Attorneys for Vanessa Bryant are requesting that trial be postponed until next year in an invasion of privacy lawsuit alleging that Los Angeles County sheriff’s deputies and other officials shared unauthorized photos taken at the site of the helicopter crash that killed Kobe Bryant, his daughter and seven others, according to court papers obtained Wednesday.
Bryant is suing the county and its sheriff’s and fire departments, along with four deputies alleged to have shared images taken on personal cell phones at the Jan. 26, 2020, crash scene.
The trial is set for Nov. 16 in Los Angeles federal court, but Bryant’s lawyers are asking for a continuance until April 27 of next year. A hearing is set for June 7 before U.S. District Judge John Walter to discuss the matter.

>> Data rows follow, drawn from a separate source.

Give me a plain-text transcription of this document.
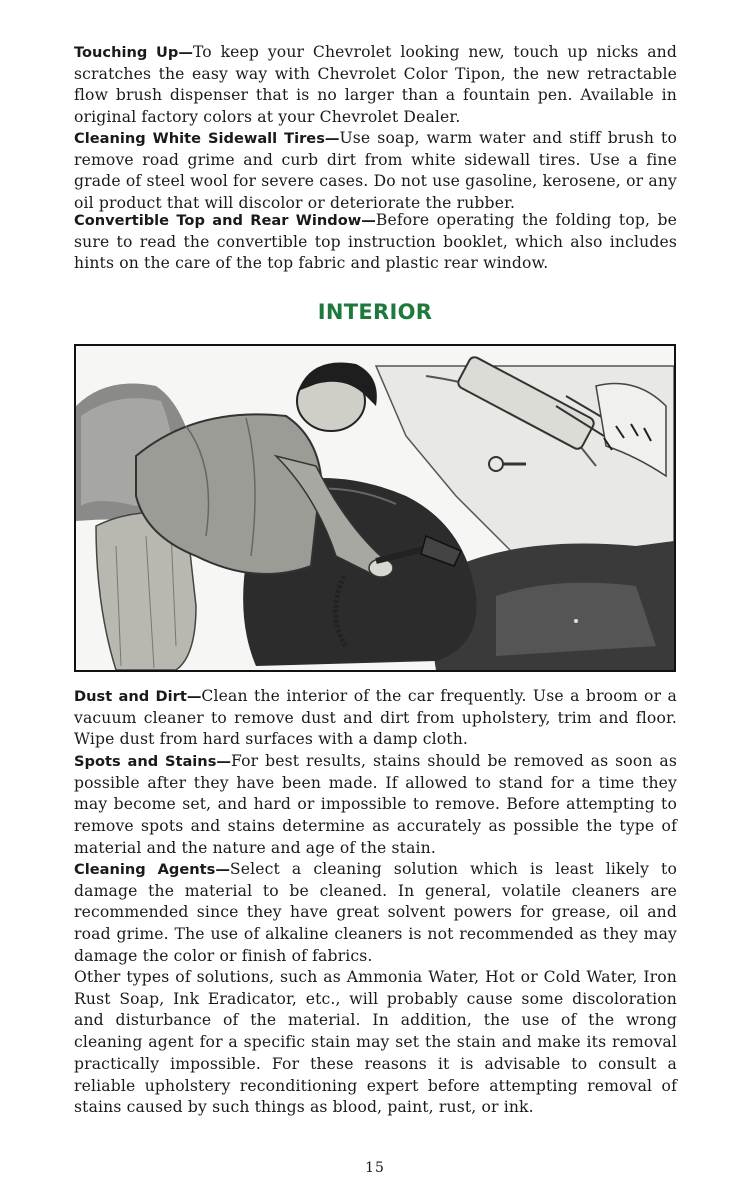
Touching Up—To keep your Chevrolet looking new, touch up nicks and scratches the easy way with Chevrolet Color Tipon, the new retractable flow brush dispenser that is no larger than a fountain pen. Available in original factory colors at your Chevrolet Dealer.

Cleaning White Sidewall Tires—Use soap, warm water and stiff brush to remove road grime and curb dirt from white sidewall tires. Use a fine grade of steel wool for severe cases. Do not use gasoline, kerosene, or any oil product that will discolor or deteriorate the rubber.

Convertible Top and Rear Window—Before operating the folding top, be sure to read the convertible top instruction booklet, which also includes hints on the care of the top fabric and plastic rear window.

INTERIOR

Dust and Dirt—Clean the interior of the car frequently. Use a broom or a vacuum cleaner to remove dust and dirt from upholstery, trim and floor. Wipe dust from hard surfaces with a damp cloth.

Spots and Stains—For best results, stains should be removed as soon as possible after they have been made. If allowed to stand for a time they may become set, and hard or impossible to remove. Before attempting to remove spots and stains determine as accurately as possible the type of material and the nature and age of the stain.

Cleaning Agents—Select a cleaning solution which is least likely to damage the material to be cleaned. In general, volatile cleaners are recommended since they have great solvent powers for grease, oil and road grime. The use of alkaline cleaners is not recommended as they may damage the color or finish of fabrics.

Other types of solutions, such as Ammonia Water, Hot or Cold Water, Iron Rust Soap, Ink Eradicator, etc., will probably cause some discoloration and disturbance of the material. In addition, the use of the wrong cleaning agent for a specific stain may set the stain and make its removal practically impossible. For these reasons it is advisable to consult a reliable upholstery reconditioning expert before attempting removal of stains caused by such things as blood, paint, rust, or ink.

15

According to court papers filed Monday, 66 county employees have “relevant knowledge, and documents have revealed that at least 18 agents or employees of the Sheriff’s Department and Fire Department took, shared, or possessed improper photos of the accident scene where Mrs. Bryant’s loved ones tragically perished.”
More time is needed to prepare for trial, according to Bryant’s attorneys, due to the need for numerous depositions and forensic examinations of electronic devices and cloud-based storage accounts to try to “recover deleted evidence and shed light on the extent of defendants’ dissemination of the illicit photos.
“As a result, maintaining the current schedule would prejudice Mrs. Bryant’s ability to prosecute her claims and hold defendants accountable,” the plaintiff’s attorneys wrote.
The lawsuit alleges that county officials used personal cell phones “to take and share gratuitous photos of the dead children, parents and coaches.” According to the suit, Sheriff Alex Villanueva initially assured Bryant of privacy when she expressed concerns just after the crash occurred.
The suit, seeking damages for negligence and invasion of privacy, claims that a deputy at the scene took between 25 and 100 photos that had “no conceivable investigatory purpose and were focused directly on the victims’ remains,” and showed the accident site images to other government personnel and to a friend who is a bartender in Norwalk.
The county responded to Bryant’s suit, arguing that her claims will not stand.
“This straightforward case, with undisputed facts, has turned into a fishing expedition that is taking first responders away from their job — and subject them to public harassment and threats,” county lawyers wrote in their papers. “Defendants are eager to have their day in court and put an end to this.”